In nature, learning arises as an animal explores and interacts with its environment in order to gather food and other rewards. This is the paradigm captured by reinforcement learning (RL): interactions with the environment reinforce or inhibit particular patterns of behavior depending on the resulting reward (or penalty). Recently, the combination of RL with deep learning has led to impressive results, such as agents that can learn how to play boardgames like Go and chess, the full spectrum of Atari games, as well as more modern, difficult video games like Dota and StarCraft II.
A major limitation in RL is that current methods require vast amounts of training experience. For example, in order to learn how to play a single Atari game, an RL agent typically consumes an amount of data corresponding to several weeks of uninterrupted playing. A study led by researchers at MIT and Harvard indicated that in some cases, humans are able to reach the same performance level in just fifteen minutes of play.

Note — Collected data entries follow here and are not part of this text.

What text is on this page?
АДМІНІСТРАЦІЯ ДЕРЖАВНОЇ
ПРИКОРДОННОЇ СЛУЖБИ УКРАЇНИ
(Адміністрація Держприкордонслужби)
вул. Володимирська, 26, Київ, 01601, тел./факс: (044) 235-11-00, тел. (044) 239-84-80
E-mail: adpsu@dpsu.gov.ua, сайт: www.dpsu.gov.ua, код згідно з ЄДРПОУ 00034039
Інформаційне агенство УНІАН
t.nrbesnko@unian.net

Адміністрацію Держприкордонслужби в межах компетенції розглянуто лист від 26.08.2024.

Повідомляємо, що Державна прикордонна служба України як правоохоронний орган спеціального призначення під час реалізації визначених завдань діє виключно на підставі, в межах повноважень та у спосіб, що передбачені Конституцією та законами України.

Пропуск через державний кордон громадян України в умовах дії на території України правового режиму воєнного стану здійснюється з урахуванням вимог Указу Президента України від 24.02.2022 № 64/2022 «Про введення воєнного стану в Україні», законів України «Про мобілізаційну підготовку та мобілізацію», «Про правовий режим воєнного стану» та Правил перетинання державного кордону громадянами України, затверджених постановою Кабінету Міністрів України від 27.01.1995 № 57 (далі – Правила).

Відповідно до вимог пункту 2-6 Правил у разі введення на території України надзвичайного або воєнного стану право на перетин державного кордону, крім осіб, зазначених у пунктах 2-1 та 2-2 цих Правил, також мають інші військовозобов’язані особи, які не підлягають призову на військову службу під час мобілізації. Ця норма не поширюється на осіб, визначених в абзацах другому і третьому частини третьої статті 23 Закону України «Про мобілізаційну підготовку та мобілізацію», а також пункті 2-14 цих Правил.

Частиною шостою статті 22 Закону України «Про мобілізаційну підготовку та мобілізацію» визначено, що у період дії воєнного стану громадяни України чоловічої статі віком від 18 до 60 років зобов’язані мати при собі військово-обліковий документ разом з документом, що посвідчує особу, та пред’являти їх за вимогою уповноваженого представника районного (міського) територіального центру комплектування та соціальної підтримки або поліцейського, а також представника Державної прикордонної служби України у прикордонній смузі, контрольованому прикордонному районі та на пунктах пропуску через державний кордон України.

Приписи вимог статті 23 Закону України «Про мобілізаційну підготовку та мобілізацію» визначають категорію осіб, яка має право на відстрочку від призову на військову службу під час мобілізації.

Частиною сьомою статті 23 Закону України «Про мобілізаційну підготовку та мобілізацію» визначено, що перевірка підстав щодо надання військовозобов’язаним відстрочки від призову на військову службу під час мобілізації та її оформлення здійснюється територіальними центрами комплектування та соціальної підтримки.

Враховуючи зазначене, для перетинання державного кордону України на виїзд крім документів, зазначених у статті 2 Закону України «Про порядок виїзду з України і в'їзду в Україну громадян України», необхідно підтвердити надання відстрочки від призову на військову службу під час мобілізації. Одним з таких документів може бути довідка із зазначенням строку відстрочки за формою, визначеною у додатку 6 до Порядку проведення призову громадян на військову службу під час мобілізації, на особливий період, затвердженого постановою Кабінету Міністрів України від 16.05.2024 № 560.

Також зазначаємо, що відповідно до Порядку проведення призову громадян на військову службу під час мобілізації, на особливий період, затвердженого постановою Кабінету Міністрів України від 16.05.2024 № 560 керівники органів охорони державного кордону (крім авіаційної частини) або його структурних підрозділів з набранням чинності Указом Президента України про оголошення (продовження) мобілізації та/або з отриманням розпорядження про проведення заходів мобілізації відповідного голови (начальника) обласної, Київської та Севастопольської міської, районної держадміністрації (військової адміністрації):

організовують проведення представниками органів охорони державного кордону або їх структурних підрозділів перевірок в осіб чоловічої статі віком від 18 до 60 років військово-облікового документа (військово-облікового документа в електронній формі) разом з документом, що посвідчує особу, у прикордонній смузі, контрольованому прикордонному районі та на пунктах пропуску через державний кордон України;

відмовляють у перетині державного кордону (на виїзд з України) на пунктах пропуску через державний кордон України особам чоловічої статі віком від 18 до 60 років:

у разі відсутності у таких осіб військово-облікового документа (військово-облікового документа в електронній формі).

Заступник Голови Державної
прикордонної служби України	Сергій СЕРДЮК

One possible reason for this discrepancy is that, unlike humans, RL agents usually learn a new task from scratch. We would like our agents to leverage knowledge acquired in previous tasks to learn a new task more quickly, in the same way that a cook will have an easier time learning a new recipe than someone who has never prepared a dish before. In an article recently published in the Proceedings of the National Academy of Sciences (PNAS), we describe a framework aimed at endowing our RL agents with this ability.
Two ways of representing the world
To illustrate our approach, we will explore an example of an activity that is (or at least used to be) an everyday routine: the commute to work. Imagine the following scenario: an agent must commute every day from its home to its office, and it always gets a coffee on the way. There are two cafes between the agent's house and the office: one has great coffee but is on a longer path, and the other one has decent coffee but a shorter commute (Figure 1). Depending on how much the agent values the quality of the coffee versus how much of a rush it is in on a given day, it may choose one of two routes (the yellow and blue paths on the map shown in Figure 1).